Ama yetişkinleri de “adam” yerine koymalıyız.
Yasaklar amacını sıkça aştığında kabak tadı veriyor.
Çağrışım dediğimiz şeyin gücünü yabana atmamak lazım.
Bir şeyin adını söylememek ya da bir yerde görünmesini engellemek onu ifade edemeyeceğimiz anlamına gelmez çünkü.
BODRUM’DA 4 ŞAHANE
Geçtiğimiz günlerde 4 gün boyunca Bodrum Yalıkavak Marina’da Palmarina Otel’deydim. Sebepsiz değil elbet.
“Yazz&Jazz Festivali”nde Bülent Ortaçgil, Erkan Oğur ve Telvin, Birsen Tezer ve Jehan Barbur’u aynı anda izlemek az şey mi?
Müthiş konserler oldu.
Niyetim, gitmişken belki bir röportaj yapmaktı. Jehan Barbur’u yakaladım.
Jehan gerçekten çok dobra ve nazik bir hanımefendi. Konser sonrası uzun uzun konuştuk.
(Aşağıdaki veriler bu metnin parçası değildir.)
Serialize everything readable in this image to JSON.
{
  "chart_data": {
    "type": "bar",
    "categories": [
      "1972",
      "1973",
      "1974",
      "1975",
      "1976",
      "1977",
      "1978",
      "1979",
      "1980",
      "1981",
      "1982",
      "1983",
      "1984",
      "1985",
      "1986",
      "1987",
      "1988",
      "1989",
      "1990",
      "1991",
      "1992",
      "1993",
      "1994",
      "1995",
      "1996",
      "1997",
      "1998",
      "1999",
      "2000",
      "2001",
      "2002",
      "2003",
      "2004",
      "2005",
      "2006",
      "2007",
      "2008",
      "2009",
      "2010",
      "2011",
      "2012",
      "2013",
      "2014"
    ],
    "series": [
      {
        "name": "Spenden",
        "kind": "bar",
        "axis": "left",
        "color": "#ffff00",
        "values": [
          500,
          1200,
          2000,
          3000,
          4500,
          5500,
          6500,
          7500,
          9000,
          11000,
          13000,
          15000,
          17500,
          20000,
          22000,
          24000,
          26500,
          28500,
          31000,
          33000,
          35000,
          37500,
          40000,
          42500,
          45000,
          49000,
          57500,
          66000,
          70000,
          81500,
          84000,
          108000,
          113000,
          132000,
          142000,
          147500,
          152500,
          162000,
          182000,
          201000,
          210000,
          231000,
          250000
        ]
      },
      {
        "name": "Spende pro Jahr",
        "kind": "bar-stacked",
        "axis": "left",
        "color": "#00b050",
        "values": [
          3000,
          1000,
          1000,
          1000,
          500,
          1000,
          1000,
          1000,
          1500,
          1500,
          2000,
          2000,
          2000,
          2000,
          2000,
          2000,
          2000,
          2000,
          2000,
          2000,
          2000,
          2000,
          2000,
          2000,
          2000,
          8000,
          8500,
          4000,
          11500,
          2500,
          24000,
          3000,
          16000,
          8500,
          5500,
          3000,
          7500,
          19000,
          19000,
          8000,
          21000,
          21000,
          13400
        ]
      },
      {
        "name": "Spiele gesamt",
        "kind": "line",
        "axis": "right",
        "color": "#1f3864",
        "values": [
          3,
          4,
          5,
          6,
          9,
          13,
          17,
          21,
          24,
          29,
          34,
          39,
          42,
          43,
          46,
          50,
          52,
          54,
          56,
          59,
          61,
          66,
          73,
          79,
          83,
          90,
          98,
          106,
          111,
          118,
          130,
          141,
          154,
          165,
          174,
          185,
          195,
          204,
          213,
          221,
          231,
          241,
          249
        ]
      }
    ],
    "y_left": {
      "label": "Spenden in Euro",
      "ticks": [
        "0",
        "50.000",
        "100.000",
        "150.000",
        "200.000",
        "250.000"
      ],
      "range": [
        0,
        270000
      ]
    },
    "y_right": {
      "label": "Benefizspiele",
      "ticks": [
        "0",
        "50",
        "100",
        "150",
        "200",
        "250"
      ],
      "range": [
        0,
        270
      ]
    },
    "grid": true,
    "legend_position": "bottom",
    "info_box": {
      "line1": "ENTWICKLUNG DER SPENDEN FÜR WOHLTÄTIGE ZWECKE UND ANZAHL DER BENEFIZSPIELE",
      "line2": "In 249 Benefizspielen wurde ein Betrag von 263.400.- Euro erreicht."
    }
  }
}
Hem de neler...
Türkiye’de Hırıstiyan olmak, kadın olmak, İskenderunlu olmak, kent ozanlığının mümkün olup olmadığı, Türk siyaseti, Ortadoğu’da olup bitenler, şairliği ve hikayeciliği, Twitter, çıkmak üzere olan kitabı; Türk popüler müziği hakkında düşünceleri...
Böyleyken böyle işte; pek yakında röportajda görüşmek üzere...
ASMALI’NIN YENi OYUNCU MEKANI
Asmalımescit’te artık bir “Halk Evi” var. Daha çok oyuncular tercih ediyor.
İşin şakası bir yana, Asmalı Mescit’te henüz açılan “Public House”un bir oyuncu ve müdavim mekanına dönüşmesinin sebebi; işletmecisi Serhan Ernak...
Serhan; E.S.E.K ve İstanbul Kraliyet Tiyatrosu gibi gruplarda oynamasının yanı sıra “İki Aile”, “Bir İstanbul Masalı”, “Şehnaz Tango” gibi sevilen dizilerin oyuncusuydu.
Mekancılığının zirvesi ise Cihangir’de Avlu diye tabir ettiğimiz sokakta işlettiği Mayhoş’tur. Mayhoş da oyuncuların müdavimi olduğu bir mekandı ve hepimiz için çok özel gecelere ev sahibi oldu.
Şimdi o Avlu, komple Cihangir Otto olunca Serhan da Public House’u açtı.
Tabii müdavimler de yalnız bırakmıyor onu. Bu kadarını söylüyorum, gerisine siz karar verin.